I’m woefully behind in this area, so I’m sure others have proposed this and then disposed of it. But here’s a question for the Moravek/Kurzweilians who think it’s obvious that if we model a brain’s 100B neurons in software, the computer is conscious: If we were to model an entire body’s molecules or atoms in software, would the computer now be alive?

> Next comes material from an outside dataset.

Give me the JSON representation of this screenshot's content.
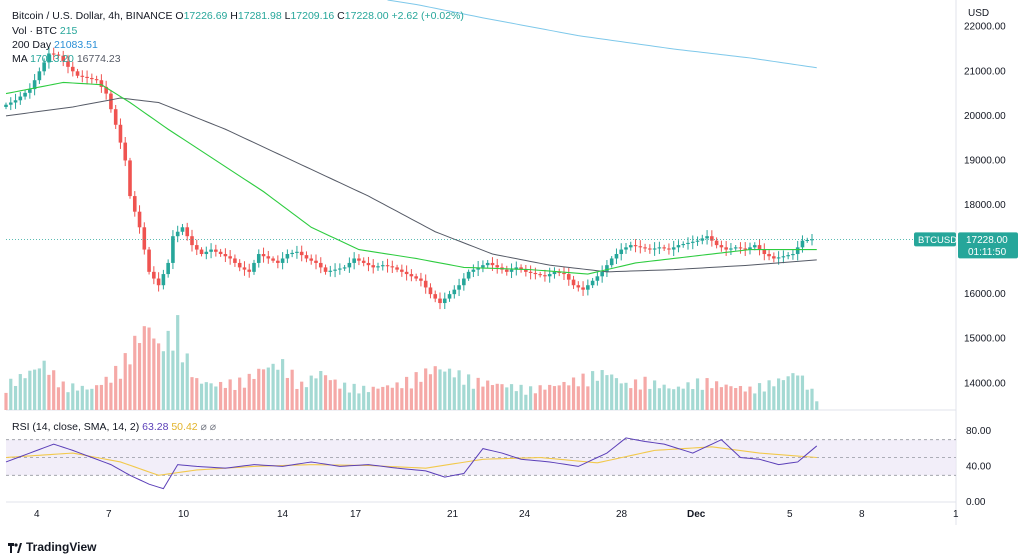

By sheer coincidence, Steve Talbott’s fabulous newsletter today takes on Rodney Brooks’ new book, Flesh and Machines: How Robots Will Change Us. In particular, Talbott argues against the idea that humans are “just machines.” Talbott’s aim in this relatively brief essay is to remind us of how non-machine like we are as we look ever more closely at what’s “really” going on. And it’s not just quanta that are non-machine-like; cells themselves cannot be understood solely at the level of molecules:

Moss is one of many researchers looking at the complex chemical dynamics of the cell as a whole, and noting that there is no one-way chain of cause and effect determining the cell’s order. This order (which is passed from one generation to the next) is irreducibly manifested in the cell as a whole, with each part (including the DNA) being effect as well as cause.

I like that Talbott then broadens the question to: Why are we so willing to hear this? He proposes an answer:

In a society where the cry echoes from all sides, “You are nothing but a machine”, we can rightly ask whether what we are really hearing is “I sense that I am becoming nothing but a machine and, dammit all, I won’t tolerate anyone else being more than I am”.

I am a big fan of Talbott’s.


Rodney Brooks was staying at the same B&B as I was at a Pop!Tech conference a couple of years ago, and we had a drink together one night. I liked him a lot, and I think his approach to robotics is brilliant. He told me that night that he was thinking about investigating the nature of life. Looks like he’s headed in that direction.